Making Potassium Easier to Swallow

          Mixing potassium liquid with juice or ice makes it easier to swallow. To prevent the occlusion of feeding tubes (very annoying), give the liquid form instead of crushing the pills. Lastly, it is important to note that magnesium is an essential co-factor for potassium uptake and maintenance of intracellular potassium level. Therefore, potassium supplement works best when the magnesium level is within normal range (1.5 – 2.5 mEq/L). The clinically thinking nurse would be inclined to check the magnesium level when receiving orders to replace potassium.


          Evidence from large, longitudinal studies, using worldwide sampling indicates that high-quality diets rich in potassium might achieve greater health benefits, including blood-pressure reduction (by extension a reduction in stroke and other cardiovascular events), than aggressive sodium reduction alone (Opari, 2014). Nurses are at the forefront of patient education. Discharge instructions and public health education using the teach-back method may help improve health literacy among high-risk populations.

           African-Americans commonly have a relatively low intake of potassium and a high prevalence of elevated blood pressure and salt sensitivity, this population subgroup may especially benefit from an increased dietary intake of potassium (Health.gov, 2008). 


Cohn, J., Kowey. P., Whelton, P., & Prisant, L. M. (2000). New guidelines for potassium replacement in clinical practice.
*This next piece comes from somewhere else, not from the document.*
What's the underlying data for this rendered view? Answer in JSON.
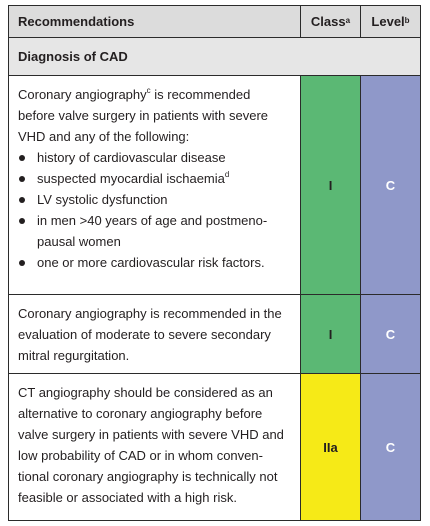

Archive of Internal Medicine, 160(16), 2429-2436.

Caralis, P. V., Matterson, B. J., & Perez-Stable, E. (1984). Potassium and diuretic-induced ventricular arrhythmia in ambulatory hypertensive patients. Mineral Electrolyte Metabolism, 10 (3), 148-154.

Duke, M. (1978). Thiazide-induced hypokalemia: Association with acute myocardial infarction and ventricular fibrillation. JAMA, 239(1), 43-45.

Health.gov. (2008). Dietary Guidelines for Americans 2005. Retrieved from http://www.health.gov/dietaryguidelines/dga2005/document/html/appendixB.htm#AppB1

Oparil, S. (2014). Low sodium intake--cardiovascular health benefit or risk? New England Journal of Medicine, 371(7), 677-679. doi: 10.1056/NEJMe1407695.